Campaign finance regulation is an endless game of Whac-A-Mole. There’s always something popping up to respond to new rules, from soft money to 527 groups to super PACs. This year, the scrutinized group pouring tens of millions into races is the 501(c)(4). That clunky IRS alphanumeric refers to nonprofit social welfare organizations. Because of a loophole, they can also finance political activity. Their donors can give as much as they want, with no public disclosure.
Our reporting on campaign finance with PBS’s Frontline got us thinking about a provocative question about anonymous donations. What’s the big problem with them, anyway?
Tackling the question is tricky because it’s so rarely asked. There are fierce arguments about campaign finance, of course, but they’re largely about who (or what) can give and how much. Few people publicly stick up for secret donations. The discourse is dominated by groups opposing secrecy, like Democracy 21, which is led by Fred Wertheimer.
“Secret money spent in elections leads to corruption and scandal,” Wertheimer says.
Try to argue against that and one sides with sinister-sounding things: secrecy, anonymity, dark money. All while the opponent stands with open government, sunshine laws, transparency. The very language of the debate is arrayed against the argument before the facts are even presented.
But some do make the counterargument, like John Samples of the libertarian Cato Institute. Ask him about anonymous donations, and he doesn’t use the word secret.
“I think they’re private in the sense that people have a right to be free of sort of undue harassment,” Samples argues.
He wraps anonymous giving in the blanket of privacy. There’s an important distinction between secret and private. Notre Dame psychology professor Anita Kelly spends a lot of time thinking about these issues, though outside the political sphere. She specializes in information people hide from each other. Through the lens of her research, secret and private are totally different.
“Secret information is information that we hide from another person or a group of people and we know that they expect access to that information,” Kelly explains. “Private information is hidden information that we keep and we understand other people don’t expect to know that information.”
It all depends on the expectations of the people from whom the information is hidden. Imagine a banker concealing embezzled money. That’s secret, because his boss and the bank’s shareholders expect to know what’s going on. But if he doesn’t tell his boss that he’s cheating on his wife, that’s private. It’s just not his company’s business. (“But it wouldn’t be private regarding his wife,” Kelly points out.)

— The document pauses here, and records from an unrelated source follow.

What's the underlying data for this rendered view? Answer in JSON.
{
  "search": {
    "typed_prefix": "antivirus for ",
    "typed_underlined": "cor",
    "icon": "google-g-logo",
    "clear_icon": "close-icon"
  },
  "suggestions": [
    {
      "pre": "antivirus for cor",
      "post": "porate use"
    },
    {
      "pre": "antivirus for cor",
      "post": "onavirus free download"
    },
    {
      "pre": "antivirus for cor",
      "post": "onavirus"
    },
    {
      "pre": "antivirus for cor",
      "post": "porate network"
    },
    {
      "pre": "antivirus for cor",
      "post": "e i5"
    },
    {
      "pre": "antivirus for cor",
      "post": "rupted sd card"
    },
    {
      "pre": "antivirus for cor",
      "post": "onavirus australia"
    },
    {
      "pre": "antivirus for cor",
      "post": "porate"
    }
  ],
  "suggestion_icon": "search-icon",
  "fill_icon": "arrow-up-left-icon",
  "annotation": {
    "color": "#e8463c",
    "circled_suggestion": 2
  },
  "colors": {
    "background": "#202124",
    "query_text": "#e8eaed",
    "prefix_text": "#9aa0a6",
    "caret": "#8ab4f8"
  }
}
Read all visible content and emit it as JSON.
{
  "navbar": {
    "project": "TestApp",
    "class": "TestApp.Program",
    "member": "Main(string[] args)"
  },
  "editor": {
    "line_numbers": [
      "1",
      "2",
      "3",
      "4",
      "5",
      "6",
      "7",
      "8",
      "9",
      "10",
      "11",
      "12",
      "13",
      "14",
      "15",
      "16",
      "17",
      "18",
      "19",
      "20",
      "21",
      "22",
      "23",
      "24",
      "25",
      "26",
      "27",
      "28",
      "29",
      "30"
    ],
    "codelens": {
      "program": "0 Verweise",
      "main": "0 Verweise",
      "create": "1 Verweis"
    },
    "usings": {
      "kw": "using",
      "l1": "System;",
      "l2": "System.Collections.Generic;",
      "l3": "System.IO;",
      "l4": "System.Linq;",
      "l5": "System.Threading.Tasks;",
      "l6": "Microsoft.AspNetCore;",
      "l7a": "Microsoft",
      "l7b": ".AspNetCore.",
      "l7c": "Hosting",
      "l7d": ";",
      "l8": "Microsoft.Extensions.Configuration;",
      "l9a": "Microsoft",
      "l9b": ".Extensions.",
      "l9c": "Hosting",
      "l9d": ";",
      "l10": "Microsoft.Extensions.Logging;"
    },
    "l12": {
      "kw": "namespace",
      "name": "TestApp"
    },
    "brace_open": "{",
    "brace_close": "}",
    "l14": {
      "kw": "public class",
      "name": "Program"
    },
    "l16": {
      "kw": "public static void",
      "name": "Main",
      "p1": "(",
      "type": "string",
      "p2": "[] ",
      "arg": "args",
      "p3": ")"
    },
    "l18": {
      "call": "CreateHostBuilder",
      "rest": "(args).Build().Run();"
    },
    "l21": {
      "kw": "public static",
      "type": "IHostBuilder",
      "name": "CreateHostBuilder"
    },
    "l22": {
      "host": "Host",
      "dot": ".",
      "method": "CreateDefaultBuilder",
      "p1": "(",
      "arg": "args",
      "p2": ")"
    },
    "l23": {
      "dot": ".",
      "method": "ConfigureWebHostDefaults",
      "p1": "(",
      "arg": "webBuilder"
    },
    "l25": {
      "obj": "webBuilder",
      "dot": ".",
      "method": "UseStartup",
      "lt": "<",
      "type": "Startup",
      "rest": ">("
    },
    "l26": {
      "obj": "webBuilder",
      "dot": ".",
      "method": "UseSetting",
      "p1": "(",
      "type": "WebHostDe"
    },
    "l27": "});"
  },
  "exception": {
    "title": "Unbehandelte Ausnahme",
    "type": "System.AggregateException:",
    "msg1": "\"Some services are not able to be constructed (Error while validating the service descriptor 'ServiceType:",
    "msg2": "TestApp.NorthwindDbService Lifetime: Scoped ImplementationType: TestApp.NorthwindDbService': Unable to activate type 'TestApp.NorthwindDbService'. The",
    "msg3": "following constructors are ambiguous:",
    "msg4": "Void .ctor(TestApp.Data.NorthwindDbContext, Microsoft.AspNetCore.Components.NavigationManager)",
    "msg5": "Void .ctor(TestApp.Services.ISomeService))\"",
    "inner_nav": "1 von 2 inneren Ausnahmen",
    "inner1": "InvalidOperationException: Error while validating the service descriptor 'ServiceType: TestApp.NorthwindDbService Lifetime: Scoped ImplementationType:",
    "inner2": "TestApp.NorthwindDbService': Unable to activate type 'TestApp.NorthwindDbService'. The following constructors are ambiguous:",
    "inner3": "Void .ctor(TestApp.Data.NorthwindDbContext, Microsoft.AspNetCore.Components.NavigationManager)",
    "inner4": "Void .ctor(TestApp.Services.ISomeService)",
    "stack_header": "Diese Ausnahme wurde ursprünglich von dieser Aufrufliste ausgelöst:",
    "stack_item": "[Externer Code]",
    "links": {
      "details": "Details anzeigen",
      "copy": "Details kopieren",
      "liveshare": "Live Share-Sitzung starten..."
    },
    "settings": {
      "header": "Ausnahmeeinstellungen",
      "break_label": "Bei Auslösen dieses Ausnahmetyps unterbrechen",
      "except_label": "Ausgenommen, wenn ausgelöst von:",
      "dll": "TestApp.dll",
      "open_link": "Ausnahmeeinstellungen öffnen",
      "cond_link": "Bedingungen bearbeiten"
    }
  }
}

Kelly declined to rule on whether political giving is secret or private. Her field is psychology, not politics. But inviting political thinkers to work with her ideas produced some intriguing results.
“I think that’s a great framework,” says University of Chicago political philosopher Ben Laurence, who immediately knew which category he would place political donations in.
“Citizens have a right to know who is behind the attack ads,” he contends. “Given that they have this right to know, the campaign contributions cross that line from privacy to secrecy.”
Another political philosopher, Georgetown University’s Jason Brennan, disagrees, saying donors deserve the anonymity in the same way voters do.
“If you know how people spend their money just in the same way that if you know how people vote and then you have power, you can use that to retaliate against those people,” Brennan says.
Brennan is in the same camp as Samples with his belief that donations are private, not secret. Disclosing campaign giving draws a road map for people in power to retaliate against those who gave to other candidates. For them, a check written to support a politician or idea is as private as the checkmark made behind the drawn curtain of a voting booth. Think of political donations as private instead of secret and they don’t sound so obviously diabolic.
Presented with Kelly’s framework, Tufts University philosopher Lionel McPherson first said he thought donors could give privately as long as groups buying political ads provide information about their leaders and agenda. But in a move befitting one who thinks deeply for a living, after further reflection, he offered a different solution, based on magnitude.
“There’s a big difference between giving $50 or $100 and giving $5 million,” McPherson says. “A person who’s giving $5 million, even if it’s that person’s legal right, seems to me that they no longer have a claim to privacy. They’re no longer really operating as a typical equal citizen.”
Those big checks McPherson is concerned about add up. The Center for Responsive Politics says six years ago, campaign spending by groups that don’t disclose their donors was minimal. But in 2010, anonymous donations accounted for four in 10 dollars spent by outside groups.
They’re spending even more this year — though how much won’t be fully known until after the election. And we still won’t know who gave. As for the question of what the big deal is about those donations, how people answer depends on whether they consider the giving secret or private.